Sprengstoffanschläge auf eine Moschee und das Kongresszentrum in Dresden haben Entsetzen ausgelöst. Der Beginn dieser Straftaten ist Hass. Gegen ihn muss man vorgehen, schreibt Kommentator Werner Kolhoff.

Hass, Gewalt, Terror. Jedem muss klar sein, dass es diese Steigerung gibt. Vom fanatischen Spruch über den Brandsatz bis zur Bombe. Das ist keine islamistische Spezialität – es funktioniert auch bei Rassisten. Siehe Breivik in Norwegen, siehe der Amoklauf im Münchener Olympia-Einkaufszentrum. Und nun die Anschläge von Dresden.

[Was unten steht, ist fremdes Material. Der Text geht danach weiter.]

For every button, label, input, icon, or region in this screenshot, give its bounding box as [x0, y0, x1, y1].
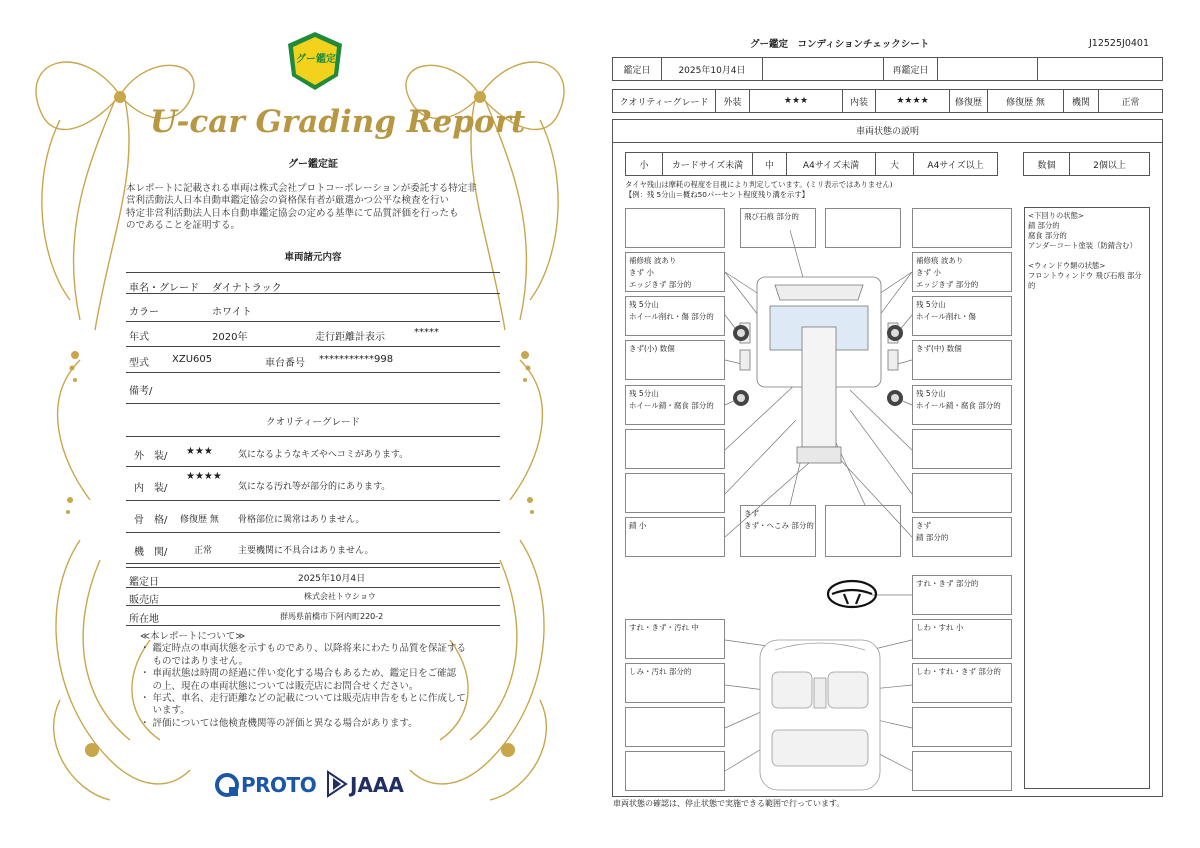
engine-label: 機 関/	[134, 547, 168, 558]
exterior-box	[912, 208, 1012, 248]
exterior-box	[625, 429, 725, 469]
sheet-engine-value: 正常	[1098, 89, 1163, 113]
jaaa-logo-mark	[326, 770, 348, 798]
note-line: います。	[140, 705, 190, 717]
exterior-box-line: ホイール錆・腐食 部分的	[916, 401, 1001, 410]
color-value: ホワイト	[212, 307, 252, 318]
interior-box	[912, 751, 1012, 791]
note-line: ・ 車両状態は時間の経過に伴い変化する場合もあるため、鑑定日をご確認	[140, 668, 457, 680]
address-value: 群馬県前橋市下阿内町220-2	[280, 612, 384, 621]
jaaa-logo-text: JAAA	[350, 773, 404, 797]
legend-large-desc: A4サイズ以上	[913, 152, 998, 176]
note-line: ものではありません。	[140, 655, 249, 667]
interior-box	[912, 663, 1012, 703]
notes-title: ≪本レポートについて≫	[140, 631, 246, 642]
specs-title: 車両諸元内容	[284, 252, 342, 263]
date-value: 2025年10月4日	[298, 574, 366, 584]
info-row-date	[126, 567, 500, 588]
condition-title: 車両状態の説明	[612, 119, 1163, 143]
dealer-label: 販売店	[129, 595, 159, 606]
exterior-box	[912, 252, 1012, 292]
engine-value: 正常	[194, 546, 213, 556]
exterior-box-line: 補修痕 波あり	[916, 256, 964, 265]
side-note-line: <下回りの状態>	[1028, 211, 1085, 220]
info-row-address	[126, 606, 500, 626]
year-value: 2020年	[212, 332, 248, 343]
sheet-quality-label: クオリティーグレード	[612, 89, 716, 113]
note-line: ・ 鑑定時点の車両状態を示すものであり、以降将来にわたり品質を保証する	[140, 643, 467, 655]
exterior-box	[825, 505, 901, 557]
exterior-box-line: ホイール錆・腐食 部分的	[629, 401, 714, 410]
exterior-box	[625, 517, 725, 557]
exterior-box	[625, 340, 725, 380]
exterior-box-line: 錆 小	[629, 521, 647, 530]
sheet-interior-label: 内装	[842, 89, 876, 113]
interior-box-line: しわ・すれ・きず 部分的	[916, 667, 1001, 676]
sheet-engine-label: 機関	[1063, 89, 1099, 113]
chassis-label: 車台番号	[265, 358, 305, 369]
reinspect-label: 再鑑定日	[883, 57, 938, 81]
year-label: 年式	[129, 332, 149, 343]
interior-box	[912, 575, 1012, 615]
legend-large: 大	[875, 152, 914, 176]
proto-logo-text: PROTO	[241, 773, 317, 797]
exterior-box	[912, 517, 1012, 557]
odometer-value: *****	[414, 327, 439, 338]
proto-logo-mark	[214, 772, 240, 798]
remarks-label: 備考/	[129, 386, 153, 397]
certificate-title: グー鑑定証	[288, 159, 338, 170]
interior-box-line: しわ・すれ 小	[916, 623, 964, 632]
model-value: ダイナトラック	[212, 283, 282, 294]
condition-check-sheet	[600, 0, 1200, 848]
interior-box	[625, 751, 725, 791]
exterior-box-line: エッジきず 部分的	[916, 280, 979, 289]
legend-count-value: 2個以上	[1069, 152, 1150, 176]
exterior-box	[740, 505, 816, 557]
exterior-box-line: きず(小) 数個	[629, 344, 675, 353]
intro-line: 特定非営利活動法人日本自動車鑑定協会の定める基準にて品質評価を行ったも	[126, 207, 459, 219]
note-line: ・ 年式、車名、走行距離などの記載については販売店申告をもとに作成して	[140, 693, 466, 705]
interior-box-line: しみ・汚れ 部分的	[629, 667, 692, 676]
exterior-box-line: 錆 部分的	[916, 533, 949, 542]
legend-small-desc: カードサイズ未満	[662, 152, 753, 176]
intro-line: のであることを証明する。	[126, 219, 241, 231]
interior-box	[912, 707, 1012, 747]
quality-row-exterior	[126, 436, 500, 467]
exterior-box-line: きず	[916, 521, 931, 530]
logo-text: グー鑑定	[296, 54, 336, 65]
intro-line: 本レポートに記載される車両は株式会社プロトコーポレーションが委託する特定非	[126, 183, 477, 194]
engine-comment: 主要機関に不具合はありません。	[238, 546, 374, 556]
note-line: ・ 評価については他検査機関等の評価と異なる場合があります。	[140, 717, 418, 729]
intro-line: 営利活動法人日本自動車鑑定協会の資格保有者が厳選かつ公平な検査を行い	[126, 195, 450, 207]
model-label: 車名・グレード	[129, 283, 199, 294]
exterior-box	[825, 208, 901, 248]
interior-box	[912, 619, 1012, 659]
sheet-exterior-stars: ★★★	[749, 89, 843, 113]
exterior-box	[740, 208, 816, 248]
exterior-box	[625, 296, 725, 336]
side-note-line: アンダーコート塗装（防錆含む）	[1028, 241, 1137, 250]
exterior-box-line: 残 5分山	[916, 300, 946, 309]
address-label: 所在地	[129, 614, 159, 625]
side-note-line: 錆 部分的	[1028, 221, 1060, 230]
spec-row-year	[126, 322, 500, 347]
sheet-exterior-label: 外装	[715, 89, 750, 113]
quality-row-interior	[126, 467, 500, 501]
exterior-box-line: ホイール削れ・傷	[916, 312, 976, 321]
interior-box-line: すれ・きず 部分的	[916, 579, 979, 588]
sheet-interior-stars: ★★★★	[875, 89, 950, 113]
odometer-label: 走行距離計表示	[315, 332, 385, 343]
exterior-box	[625, 385, 725, 425]
type-value: XZU605	[172, 354, 213, 365]
frame-comment: 骨格部位に異常はありません。	[238, 515, 365, 525]
exterior-box	[912, 296, 1012, 336]
exterior-box-line: ホイール削れ・傷 部分的	[629, 312, 714, 321]
exterior-box	[625, 252, 725, 292]
exterior-box	[912, 473, 1012, 513]
report-title: U-car Grading Report	[150, 104, 526, 140]
info-row-dealer	[126, 588, 500, 606]
side-note-line: <ウィンドウ類の状態>	[1028, 261, 1106, 270]
legend-small: 小	[625, 152, 663, 176]
type-label: 型式	[129, 358, 149, 369]
interior-box	[625, 707, 725, 747]
exterior-box	[625, 208, 725, 248]
interior-box-line: すれ・きず・汚れ 中	[629, 623, 699, 632]
exterior-box-line: きず	[744, 509, 759, 518]
spec-row-color	[126, 294, 500, 322]
exterior-box	[912, 385, 1012, 425]
legend-medium: 中	[752, 152, 787, 176]
chassis-value: ***********998	[319, 354, 394, 365]
dealer-value: 株式会社トウショウ	[304, 592, 376, 601]
tire-note-1: タイヤ残山は摩耗の程度を目視により判定しています。(ミリ表示ではありません)	[625, 180, 893, 189]
exterior-box-line: きず 小	[916, 268, 941, 277]
spec-row-type	[126, 347, 500, 373]
note-line: の上、現在の車両状態については販売店にお問合せください。	[140, 680, 419, 692]
frame-label: 骨 格/	[134, 515, 168, 526]
side-note-line: 腐食 部分的	[1028, 231, 1067, 240]
spec-row-remarks	[126, 373, 500, 404]
exterior-label: 外 装/	[134, 451, 168, 462]
exterior-box	[912, 340, 1012, 380]
notes-block	[140, 631, 466, 730]
interior-comment: 気になる汚れ等が部分的にあります。	[238, 482, 391, 492]
exterior-box	[625, 473, 725, 513]
exterior-box-line: 飛び石痕 部分的	[744, 212, 799, 221]
exterior-box-line: 残 5分山	[629, 389, 659, 398]
legend-count-label: 数個	[1023, 152, 1070, 176]
sheet-title: グー鑑定 コンディションチェックシート	[750, 39, 930, 50]
interior-box	[625, 663, 725, 703]
interior-stars: ★★★★	[186, 471, 222, 482]
exterior-comment: 気になるようなキズやへコミがあります。	[238, 450, 409, 460]
quality-row-engine	[126, 533, 500, 564]
spec-row-model	[126, 272, 500, 294]
legend-medium-desc: A4サイズ未満	[786, 152, 876, 176]
exterior-box-line: きず 小	[629, 268, 654, 277]
interior-box	[625, 619, 725, 659]
exterior-box	[912, 429, 1012, 469]
quality-title: クオリティーグレード	[265, 417, 361, 428]
date-label: 鑑定日	[129, 577, 159, 588]
sheet-footer: 車両状態の確認は、停止状態で実施できる範囲で行っています。	[613, 799, 845, 808]
sheet-date-value: 2025年10月4日	[661, 57, 763, 81]
exterior-box-line: きず・へこみ 部分的	[744, 521, 814, 530]
color-label: カラー	[129, 307, 159, 318]
exterior-box-line: 残 5分山	[629, 300, 659, 309]
sheet-date-label: 鑑定日	[612, 57, 662, 81]
frame-value: 修復歴 無	[180, 515, 219, 525]
exterior-box-line: 補修痕 波あり	[629, 256, 677, 265]
exterior-stars: ★★★	[186, 446, 213, 457]
interior-label: 内 装/	[134, 483, 168, 494]
exterior-box-line: エッジきず 部分的	[629, 280, 692, 289]
sheet-repair-value: 修復歴 無	[987, 89, 1064, 113]
exterior-box-line: 残 5分山	[916, 389, 946, 398]
sheet-id: J12525J0401	[1089, 38, 1150, 49]
tire-note-2: 【例：残 5分山＝概ね50パーセント程度残り溝を示す】	[625, 190, 809, 199]
side-note-line: フロントウィンドウ 飛び石痕 部分的	[1028, 271, 1142, 290]
exterior-box-line: きず(中) 数個	[916, 344, 962, 353]
quality-row-frame	[126, 501, 500, 533]
certificate-intro	[126, 183, 477, 232]
sheet-repair-label: 修復歴	[949, 89, 988, 113]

Rechts gibt es vernetzte Strukturen, aber auch Einzeltäter. „National befreite Dörfer“, die es in Ostdeutschland in einigen Gebieten de facto schon gibt, sind die Kalifate der Rechtsextremen. Und die Gefährder laufen völlig unbehelligt herum.

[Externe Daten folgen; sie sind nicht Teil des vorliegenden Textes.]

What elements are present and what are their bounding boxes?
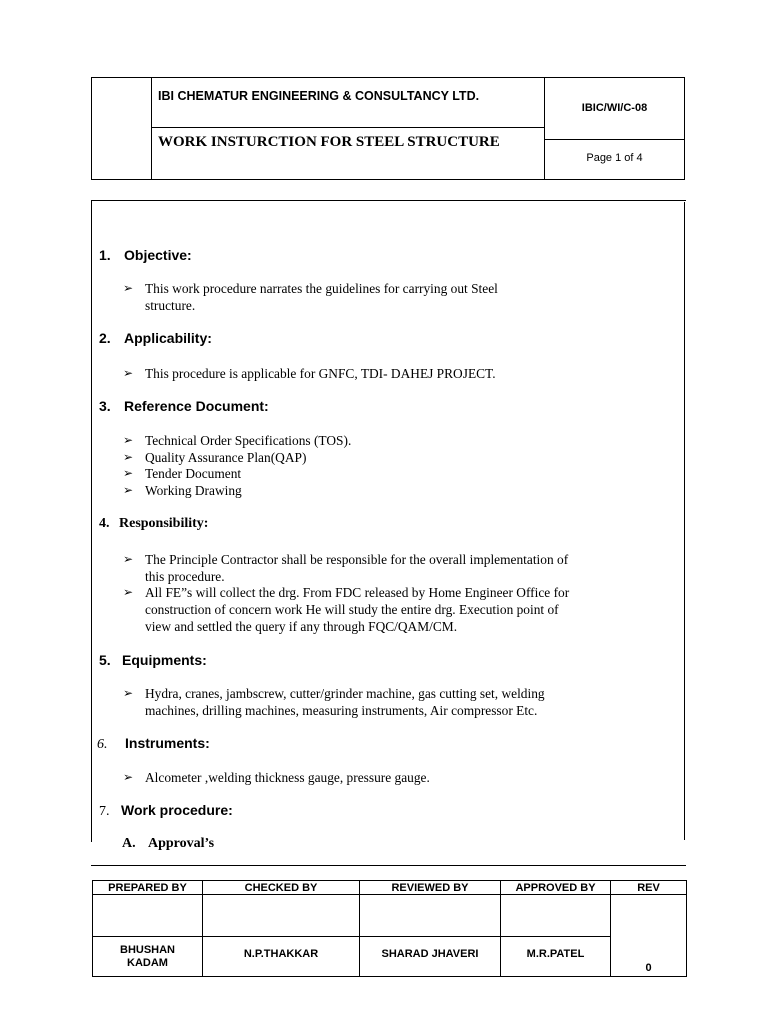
doc-code-cell bbox=[545, 78, 684, 140]
rev-signature bbox=[611, 895, 687, 937]
checked-by-signature bbox=[203, 895, 360, 937]
section-number: 7. bbox=[99, 804, 110, 819]
section-title: Responsibility: bbox=[119, 516, 209, 531]
subsection-title: Approval’s bbox=[148, 836, 215, 851]
subsection-approvals-heading bbox=[122, 836, 214, 852]
arrow-bullet-icon: ➢ bbox=[123, 552, 134, 566]
rev-value: 0 bbox=[611, 937, 687, 977]
section-title: Reference Document: bbox=[124, 398, 269, 414]
section-title: Applicability: bbox=[124, 330, 212, 346]
arrow-bullet-icon: ➢ bbox=[123, 770, 134, 784]
approved-by-header: APPROVED BY bbox=[501, 881, 611, 895]
company-name: IBI CHEMATUR ENGINEERING & CONSULTANCY LTD. bbox=[158, 89, 480, 103]
document-header bbox=[91, 77, 685, 180]
prepared-by-header: PREPARED BY bbox=[93, 881, 203, 895]
bullet-text: This procedure is applicable for GNFC, TDI- DAHEJ PROJECT. bbox=[145, 366, 496, 381]
prepared-by-name: BHUSHAN KADAM bbox=[93, 937, 203, 977]
arrow-bullet-icon: ➢ bbox=[123, 466, 134, 480]
arrow-bullet-icon: ➢ bbox=[123, 281, 134, 295]
frame-top-border bbox=[91, 200, 686, 201]
section-title: Equipments: bbox=[122, 652, 207, 668]
section-responsibility-heading bbox=[99, 516, 208, 532]
bullet-text-line: This work procedure narrates the guidelines for carrying out Steel bbox=[145, 281, 498, 296]
reviewed-by-header: REVIEWED BY bbox=[360, 881, 501, 895]
bullet-text: Alcometer ,welding thickness gauge, pressure gauge. bbox=[145, 770, 430, 785]
bullet-text-line: machines, drilling machines, measuring instruments, Air compressor Etc. bbox=[145, 703, 538, 718]
approved-by-signature bbox=[501, 895, 611, 937]
section-number: 6. bbox=[97, 737, 108, 752]
bullet-text-line: Hydra, cranes, jambscrew, cutter/grinder machine, gas cutting set, welding bbox=[145, 686, 545, 701]
section-objective-heading bbox=[99, 247, 192, 263]
bullet-text-line: structure. bbox=[145, 298, 196, 313]
bullet-text-line: construction of concern work He will study the entire drg. Execution point of bbox=[145, 602, 559, 617]
title-cell bbox=[152, 128, 545, 179]
bullet-text: Quality Assurance Plan(QAP) bbox=[145, 450, 307, 465]
bullet-text-line: this procedure. bbox=[145, 569, 225, 584]
section-reference-heading bbox=[99, 398, 269, 414]
document-title: WORK INSTURCTION FOR STEEL STRUCTURE bbox=[158, 134, 500, 150]
prepared-by-signature bbox=[93, 895, 203, 937]
bullet-text-line: view and settled the query if any through FQC/QAM/CM. bbox=[145, 619, 458, 634]
arrow-bullet-icon: ➢ bbox=[123, 366, 134, 380]
arrow-bullet-icon: ➢ bbox=[123, 686, 134, 700]
document-code: IBIC/WI/C-08 bbox=[581, 102, 648, 114]
checked-by-name: N.P.THAKKAR bbox=[203, 937, 360, 977]
page-number-cell bbox=[545, 140, 684, 179]
section-equipments-heading bbox=[99, 652, 207, 668]
approved-by-name: M.R.PATEL bbox=[501, 937, 611, 977]
subsection-number: A. bbox=[122, 836, 136, 851]
signature-table bbox=[92, 880, 687, 977]
section-title: Objective: bbox=[124, 247, 192, 263]
arrow-bullet-icon: ➢ bbox=[123, 450, 134, 464]
arrow-bullet-icon: ➢ bbox=[123, 585, 134, 599]
reviewed-by-name: SHARAD JHAVERI bbox=[360, 937, 501, 977]
frame-right-border bbox=[684, 202, 685, 840]
section-number: 3. bbox=[99, 398, 111, 414]
reviewed-by-signature bbox=[360, 895, 501, 937]
bullet-text: Technical Order Specifications (TOS). bbox=[145, 433, 352, 448]
checked-by-header: CHECKED BY bbox=[203, 881, 360, 895]
bullet-text: Working Drawing bbox=[145, 483, 242, 498]
bullet-text: Tender Document bbox=[145, 466, 242, 481]
section-number: 2. bbox=[99, 330, 111, 346]
section-instruments-heading bbox=[97, 735, 210, 753]
frame-left-border bbox=[91, 200, 92, 842]
arrow-bullet-icon: ➢ bbox=[123, 433, 134, 447]
section-number: 1. bbox=[99, 247, 111, 263]
section-applicability-heading bbox=[99, 330, 212, 346]
page-number: Page 1 of 4 bbox=[586, 152, 643, 164]
rev-header: REV bbox=[611, 881, 687, 895]
signature-row bbox=[93, 895, 687, 937]
arrow-bullet-icon: ➢ bbox=[123, 483, 134, 497]
section-number: 5. bbox=[99, 652, 111, 668]
logo-cell bbox=[92, 78, 152, 179]
section-title: Work procedure: bbox=[121, 802, 233, 818]
table-header-row bbox=[93, 881, 687, 895]
bullet-text-line: All FE”s will collect the drg. From FDC released by Home Engineer Office for bbox=[145, 585, 570, 600]
section-number: 4. bbox=[99, 516, 110, 531]
bullet-text-line: The Principle Contractor shall be responsible for the overall implementation of bbox=[145, 552, 569, 567]
frame-bottom-border bbox=[91, 865, 686, 866]
section-work-procedure-heading bbox=[99, 802, 233, 820]
section-title: Instruments: bbox=[125, 735, 210, 751]
names-row bbox=[93, 937, 687, 977]
company-cell bbox=[152, 78, 545, 128]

Man muss beim Beginn ansetzen, dem Hass. Man muss den rechten Hasspredigern aktiv widersprechen und gegen sie vorgehen. Im Internet, am Arbeitsplatz, im Bekanntenkreis. Über die Flüchtlingspolitik darf jeder seine Meinung haben. Aber die Grenze ist da, wo abschätzig, ja erniedrigend über Menschen geredet wird. Wo sie wegen ihrer Herkunft, Hautfarbe oder Religion diskriminiert werden.

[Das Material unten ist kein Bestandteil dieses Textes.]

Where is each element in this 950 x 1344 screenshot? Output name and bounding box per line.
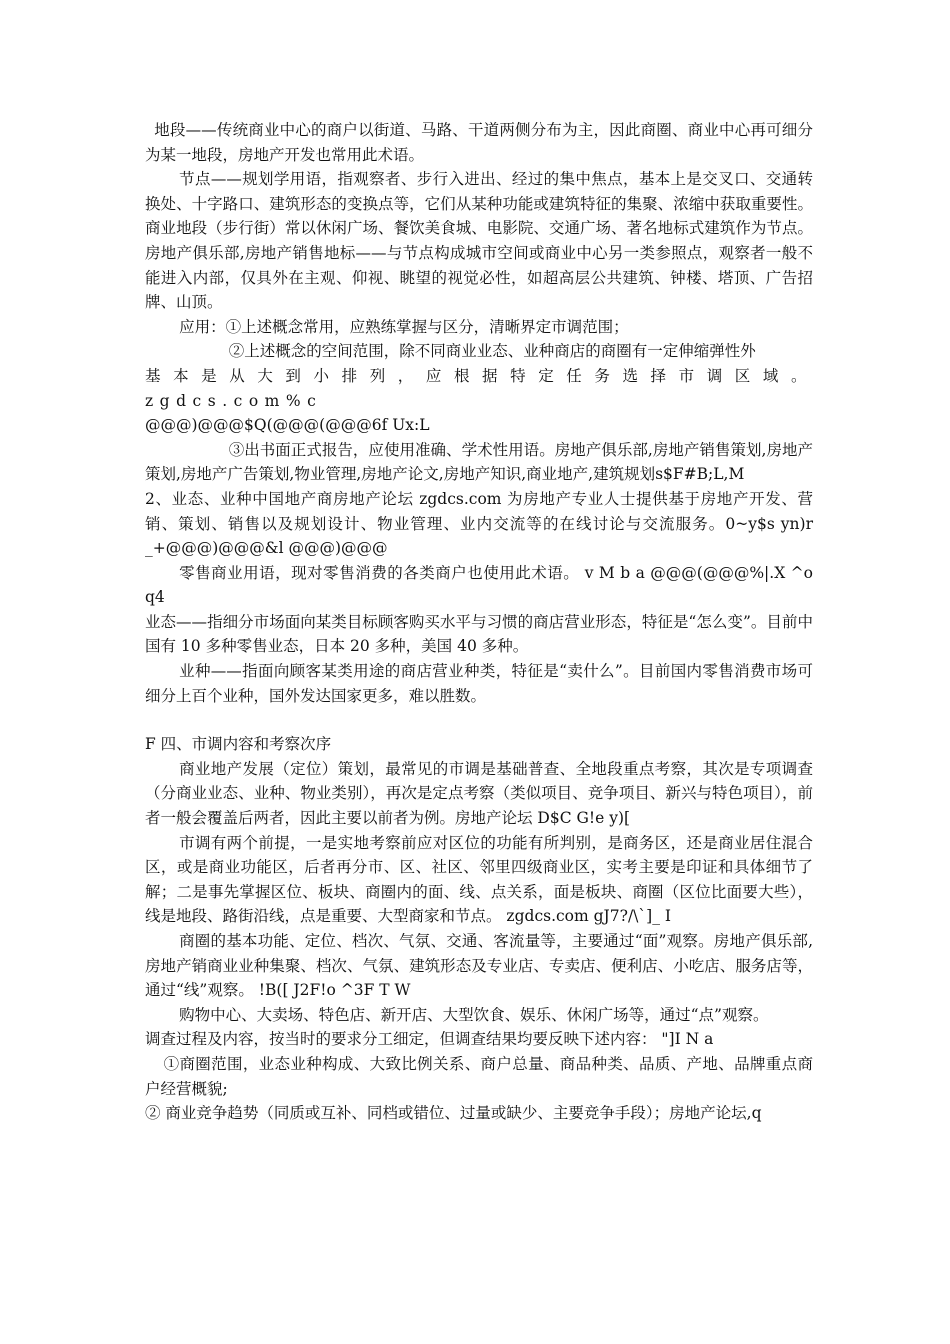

Die Radikalisierung der Rechten ist derzeit geradezu mit Händen zu greifen, die Zahl der Angriffe nimmt rasant zu. Unsere Gesellschaft darf ihren Terror so wenig dulden wie den islamistischen. Zum 26. Jahrestag der Deutschen Einheit stehen nicht nur Dresden und Sachsen vor der Herausforderung, dagegen entschlossener als bisher vorzugehen.